Tipo de dor: Dor nos movimentos do tronco (rodar, fletir ou inclinar), dor ao respirar, podendo ter ou não sintomas musculares (dor ao contrair os músculos das costas) e dores neurológicas (nervos intercostais - dor em faixa).
 
Ligamentar: Na região torácica, a estrutura ligamentar que pode causar dor são: ligamento comum vertebral posterior, ligamento amarelo, interespinhais e cápsula articular costovertebral. Eles são inervados e acabam sempre acometidos quando existe algum problema articular e/ou discal, pois realizam a estabilização vertebral. São inervados pelo mesmo segmento vertebral.

Tipo de dor: Dor latente, ela começa forte e vai melhorando ao longo do dia, mas ao descansar volta a piorar. Dor ao alongamento principalmente ao tensionar o ligamento.

Músculos: Diversos músculos se inserem na região torácica, principalmente o serrátil posterior inferior, rombóides, trapézio inferior e médio, dorsal longo, espinhais, entre outros. As alterações da tensão muscular causada por traumas, esforços, problemas posturais, podem aumentar o trabalho muscular e gerar dores na região torácica.

Tipo de dor: Dói ao realizar contração, pressão e alongamento muscular, pode causar irradiação para outras partes como ombro, braços, lombar, cervical e cabeça.

Diafragma: É uma musculatura muito importante para a nossa sobrevivência, sua contração gera uma pressão negativa dentro da caixa torácica. O diafragma possibilita ¨sugar¨ o ar para dentro dos pulmões e seu relaxamento causa a expulsão do ar. É uma musculatura que envolve várias partes do corpo, ele se liga às ultimas costelas, no esterno, vértebras lombares e na região cérvico-torácica. O diafragma como qualquer musculatura pode alterar o tônus em após traumas na região das costelas, lombares, cervicais (sua inervação provém da região cervical), problemas emocionais e até em vísceras digestivas (tem íntima relação com o diafragma).

Tipo de dor: Dor ao respirar, dor em faixa na região torácica. Pode ter relações com dores cervicais, cabeça e interescapular, sensação de opressão torácica. Sintomas digestivos (pela íntima relação com o fígado e estômago)
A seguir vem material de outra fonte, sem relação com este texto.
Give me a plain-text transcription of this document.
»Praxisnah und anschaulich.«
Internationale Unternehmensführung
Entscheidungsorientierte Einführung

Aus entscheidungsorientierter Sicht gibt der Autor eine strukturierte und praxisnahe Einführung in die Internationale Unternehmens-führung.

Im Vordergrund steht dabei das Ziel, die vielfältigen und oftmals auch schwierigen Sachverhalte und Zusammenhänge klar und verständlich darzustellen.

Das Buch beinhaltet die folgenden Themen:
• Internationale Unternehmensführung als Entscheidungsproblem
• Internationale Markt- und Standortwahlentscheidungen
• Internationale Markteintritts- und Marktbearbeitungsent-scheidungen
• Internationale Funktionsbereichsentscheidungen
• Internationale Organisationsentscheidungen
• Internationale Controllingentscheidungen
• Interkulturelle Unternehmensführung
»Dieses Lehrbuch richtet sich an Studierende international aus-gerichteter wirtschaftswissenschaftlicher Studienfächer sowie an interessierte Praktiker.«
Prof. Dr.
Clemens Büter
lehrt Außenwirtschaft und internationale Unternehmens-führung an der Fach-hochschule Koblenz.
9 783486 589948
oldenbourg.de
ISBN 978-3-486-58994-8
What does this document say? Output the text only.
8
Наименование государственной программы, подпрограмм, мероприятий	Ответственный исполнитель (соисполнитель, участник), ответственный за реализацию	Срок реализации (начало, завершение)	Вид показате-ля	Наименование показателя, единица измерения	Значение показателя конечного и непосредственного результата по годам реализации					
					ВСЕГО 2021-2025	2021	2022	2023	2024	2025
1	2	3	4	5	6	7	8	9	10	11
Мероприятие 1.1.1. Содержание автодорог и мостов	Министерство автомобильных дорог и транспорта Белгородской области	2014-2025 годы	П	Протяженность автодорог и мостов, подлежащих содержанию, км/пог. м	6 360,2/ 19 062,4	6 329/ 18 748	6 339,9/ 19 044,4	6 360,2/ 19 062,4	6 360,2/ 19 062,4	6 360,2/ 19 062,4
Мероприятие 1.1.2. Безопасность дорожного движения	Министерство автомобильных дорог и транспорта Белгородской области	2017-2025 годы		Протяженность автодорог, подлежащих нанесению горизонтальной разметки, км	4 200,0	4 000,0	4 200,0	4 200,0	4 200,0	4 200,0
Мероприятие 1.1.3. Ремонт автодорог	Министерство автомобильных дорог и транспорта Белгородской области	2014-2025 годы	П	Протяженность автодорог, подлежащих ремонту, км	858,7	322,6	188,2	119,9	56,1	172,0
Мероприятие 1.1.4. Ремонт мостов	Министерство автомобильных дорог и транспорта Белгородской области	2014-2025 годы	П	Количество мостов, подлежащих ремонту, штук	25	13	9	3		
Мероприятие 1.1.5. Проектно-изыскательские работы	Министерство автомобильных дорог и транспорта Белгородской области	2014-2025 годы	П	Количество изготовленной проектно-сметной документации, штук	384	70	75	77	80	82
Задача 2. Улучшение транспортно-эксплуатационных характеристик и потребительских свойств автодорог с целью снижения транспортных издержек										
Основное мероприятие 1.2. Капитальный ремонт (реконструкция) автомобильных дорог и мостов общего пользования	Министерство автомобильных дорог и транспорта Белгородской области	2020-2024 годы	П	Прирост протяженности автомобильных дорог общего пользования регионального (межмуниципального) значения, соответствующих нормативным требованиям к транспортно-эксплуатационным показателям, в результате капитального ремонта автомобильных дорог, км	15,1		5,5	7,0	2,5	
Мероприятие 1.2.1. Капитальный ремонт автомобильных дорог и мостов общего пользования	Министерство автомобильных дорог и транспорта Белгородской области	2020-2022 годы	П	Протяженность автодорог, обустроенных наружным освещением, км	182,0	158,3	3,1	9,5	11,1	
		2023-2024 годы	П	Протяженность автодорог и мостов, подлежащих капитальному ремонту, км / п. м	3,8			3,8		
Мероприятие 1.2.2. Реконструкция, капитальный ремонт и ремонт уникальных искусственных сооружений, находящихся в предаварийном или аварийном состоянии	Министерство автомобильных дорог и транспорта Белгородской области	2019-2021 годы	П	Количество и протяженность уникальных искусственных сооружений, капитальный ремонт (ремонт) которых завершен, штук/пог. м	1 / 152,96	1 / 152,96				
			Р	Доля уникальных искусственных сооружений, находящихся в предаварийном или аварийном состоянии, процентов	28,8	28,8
Problemas pulmonares: O pulmão é inervado pela região cervical baixa e pelas vértebras torácicas altas. Por isso problemas pulmonares podem referir dores cervicais, torácicas. Outra relação é pela diminuição da mobilidade das costelas, por que os pulmões se inserem diretamente nelas, comprometendo a boa mobilidade delas e gerando dores difusas.
A rigidez causada nas costelas baixas, além de alterar o tônus de diversas musculaturas, ele atua diretamente na contração do diafragma, que também se insere nas costelas
Tipo de dor: Dor contínua, limitante, dá uma sensação de “peso” no tórax e nos ombros. Pode piorar durante os exercícios físicos, são associados sintomas pulmonares como falta de ar, tosse, secreção. Dor na região esternal associada.

Problemas esofágicos: Poucos sabem, mas a inervação esofágica se inicia nos gânglios cervicais simpáticos e termina nos gânglios laterovertebrais da região torácica (até o nível de T9) e plexo celíaco (T5-T9). Isso quer dizer que problemas esofágicos podem referir dores que se iniciam na cervical até torácica, mas ele tem prevalência pela região torácica. Geralmente essas dores surgem em pessoas que possuem alguma irritação esofágica, como esofagite, causada por refluxo gastroesofágico.

Tipos de dor: Dor constante que piora em algumas horas do dia, piora à noite, tendo um sono relativamente agitado. O paciente apresenta pigarro freqüente, otites, e azia, as vezes dores ou dificuldade ao engolir. Pode vir associado a dores no peito.

Problemas digestivos:  O estômago, parte do esôfago, fígado, duodeno e pâncreas são inervados pelo gânglio celíaco que se origina das vértebras de T5 a T9. Quando apresentam problemas nos órgãos, referem dores nessa região neurológica. Ou seja no meio das costas, por isso que quem tem úlcera gástrica, geralmente reclama de dores nas costas. Mas não precisam chegar a ter uma patologia, mas só o fato do órgão não estar bem, já podem referir dores.

Tipo de dor: Pode doer constantemente ou em horários específicos. Pode ou não causar limitações de movimento. O paciente geralmente apresenta disfunções digestivas (enjôos, gastrites, esofagites, azia, fermentação excessiva, má digestão, etc..). Tensão nos músculos cervicais e do ombro.